Why are one-sided hypotheses allowed only before seeing data? A statistics textbook from openintro.org claims that:

After observing data, it is tempting to turn a two-sided test into a
  one-sided test. Avoid this temptation. Hypotheses must be set up
  before observing the data. If they are not, the test must be
  two-sided.

Why is this correct?
 A: In the case of one-sided tests, if you're choosing which direction to test in a test  for based on looking at the direction the sample means are in, under the null hypothesis you're only counting half the type-I errors, since half of them will occur in the other direction.

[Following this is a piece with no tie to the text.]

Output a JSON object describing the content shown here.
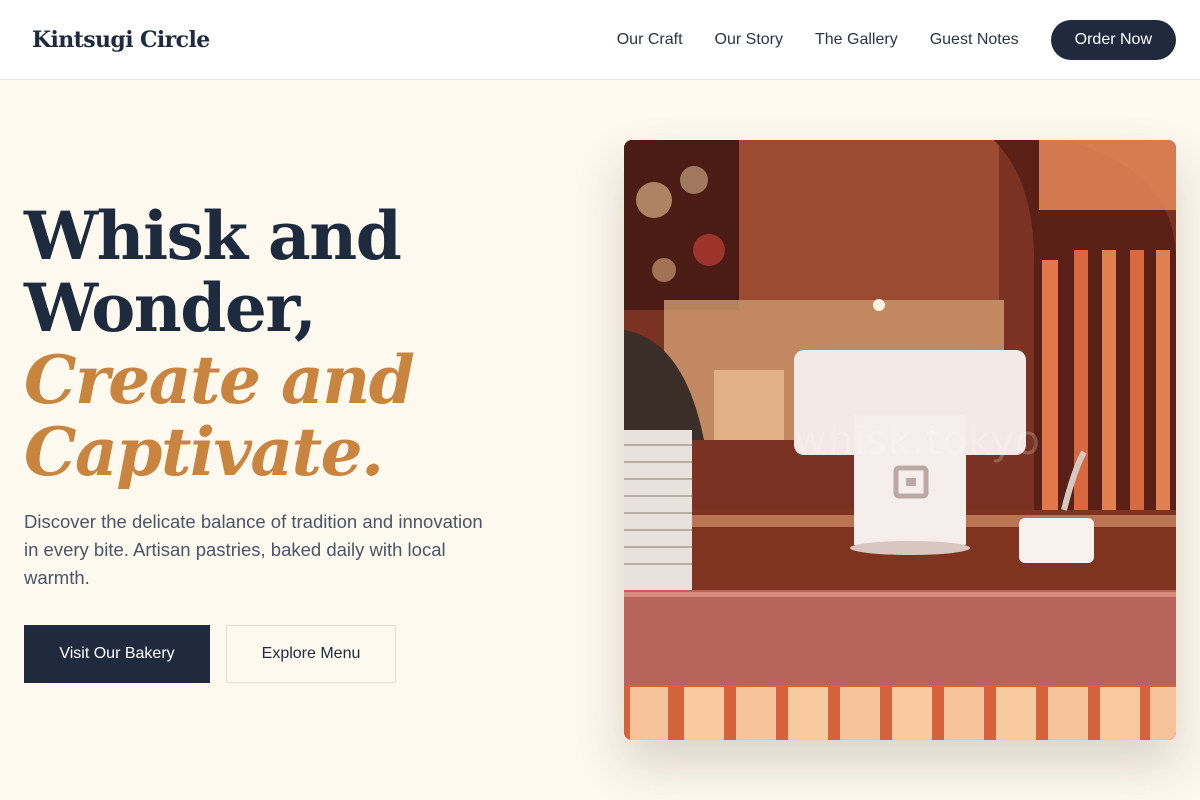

In more detail: when the null hypothesis is true, the population means are identical. The mean of the second sample could be either side of the mean of the first sample. But when you're restricting it to a one sided test, you only consider cases which are less likely in the same direction as the sample, when values the other side of the mean can happen just as easily.
This makes your results look more significant than they should. 
As a result, people may suspect you of significance-hunting unless you have an obvious reason to use a one-sided test. Typical advice would be in general, avoid one-sided tests, unless there's a very good a priori reason. 
It doesn't just apply to one-sided hypothesis tests -- generally speaking any hypothesis test doesn't have the desired properties if it's formed after you see the data.
So the last part of the advice is misleading: where it says "if they are not ..." --- if there is any freedom about what or how you test which you can choose on the basis of seeing the data, the tests don't work as they're supposed to. In particular, your claimed significance levels are higher than stated (or equivalently, the correct p-values will be larger than they appear to be for a given significance level).